Staying and Going: For me, the most important sentence of the whole episode is, “In the act of going, he stayed.” This is Calypso in a nutshell – both in Homer’s Odyssey and Joyce’s Ulysses. This sentence comes after he notices the opened letter from Boylan tucked under Molly’s pillow. He has seen the flirtation between the two. He knows they’ll be working together and he knows his wife is interested in him. However, there are faraway thoughts throughout the episode as well. Bloom thinks of Molly’s father in the Middle East and in Gibraltar. He considers investing in the tracts of land offered in Turkey to be a farmer. Bloom considers the plight of the Jewish people (Bloom is a Jew), and also considers traveling for several weeks to Mullingar, which is where the daughter Milly is staying. But at the same time, Bloom is wavering back and forth about also staying. Notably, when he goes to the outhouse he thinks about the back garden and how the soil is bad. He has a distinct thought to “Reclaim the whole place.” I believe this is poignant. Joyce is showing us rather than telling us that our hero is conflicted about what to do. Should he stay or go? Or both? Like Odysseus, maybe he will go and then come back to “reclaim his rightful place.”

Other prominent themes in the episode include business, jews, and death. The prominent public event in the story involves going to the funeral of Patrick Dignam, who died suddenly in recent days.

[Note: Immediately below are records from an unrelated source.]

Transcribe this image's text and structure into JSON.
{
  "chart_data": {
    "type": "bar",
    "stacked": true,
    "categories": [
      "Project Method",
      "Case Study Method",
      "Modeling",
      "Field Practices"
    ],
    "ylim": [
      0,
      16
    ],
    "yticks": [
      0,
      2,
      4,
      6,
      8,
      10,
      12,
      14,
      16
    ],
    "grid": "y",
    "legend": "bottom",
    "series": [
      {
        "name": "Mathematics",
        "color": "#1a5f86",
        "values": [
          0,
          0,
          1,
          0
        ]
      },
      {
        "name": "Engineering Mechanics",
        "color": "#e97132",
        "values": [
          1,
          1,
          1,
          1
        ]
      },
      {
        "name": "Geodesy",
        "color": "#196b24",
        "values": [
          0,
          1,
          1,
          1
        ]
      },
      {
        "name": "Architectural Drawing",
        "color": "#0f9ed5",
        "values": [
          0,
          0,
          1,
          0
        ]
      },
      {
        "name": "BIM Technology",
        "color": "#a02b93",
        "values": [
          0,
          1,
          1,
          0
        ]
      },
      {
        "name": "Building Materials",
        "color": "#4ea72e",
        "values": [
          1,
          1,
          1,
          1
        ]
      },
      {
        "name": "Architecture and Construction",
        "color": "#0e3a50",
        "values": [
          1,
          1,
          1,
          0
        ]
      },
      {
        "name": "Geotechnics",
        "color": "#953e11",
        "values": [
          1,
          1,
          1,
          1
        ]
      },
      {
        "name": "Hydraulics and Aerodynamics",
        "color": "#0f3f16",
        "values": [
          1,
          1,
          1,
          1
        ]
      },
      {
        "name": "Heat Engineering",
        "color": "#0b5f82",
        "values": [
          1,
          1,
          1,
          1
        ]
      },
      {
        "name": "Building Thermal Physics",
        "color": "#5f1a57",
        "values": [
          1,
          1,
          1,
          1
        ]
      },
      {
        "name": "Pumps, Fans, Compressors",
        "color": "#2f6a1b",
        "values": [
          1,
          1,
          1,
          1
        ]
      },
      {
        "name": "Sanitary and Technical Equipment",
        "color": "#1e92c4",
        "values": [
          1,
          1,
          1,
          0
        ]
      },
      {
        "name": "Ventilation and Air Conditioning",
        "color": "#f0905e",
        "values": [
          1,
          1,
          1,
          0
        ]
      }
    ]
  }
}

The episode ends with the words “Poor Dignam!” as Blooms thoughts shift on a dime to close.

In Contrast

When contrasted with the other 8 AM and simultaneous episode, Telemachus, in which Stephen Daedalus is the focal point, we see several stark differences. Bloom is older and more practical about his thoughts, while Stephen is more ego-centric or fanciful. Stephen is off contemplating the stars while Bloom is calculating return on investment. Bloom is considering “staying and going” in the face of his wife’s imminent stray from the marital bedroom while Stephen is holding a grudge over his friend’s comment that his mother was “beastly dead.” These contrasts demonstrate the mastery that Joyce had over the human psyche. By showing us a difference in maturity in human thoughts while interweaving so many other themes, Ulysses is perhaps the richest case of demonstrated human understanding in the literary world.

Photo credit: Odysseus und Kalypso by Arnold Böcklin (1883), by The Yorck Project (2002) 10.000 Meisterwerke der Malerei (DVD-ROM), distributed by DIRECTMEDIA Publishing GmbH. ISBN: 3936122202., Public Domain, https://commons.wikimedia.org/w/index.php?curid=147930

 

5 thoughts on “Ulysses: Calypso

  1. I’m really enjoying your reviews of Ulysses by chapter. I read it once, years ago as a teenager (my parents actually confiscated it when they saw it!) and remember finding it hard but worth it. At the time I didn’t think I’d ever read it again, but your reviews make me want to try again as an adult and see what I get from it now.

    Liked by 1 person

      1. My English lit. teacher lent it to me as she thought I needed something more challenging to read than the set texts. I drew the line at Finnegan’s Wake though!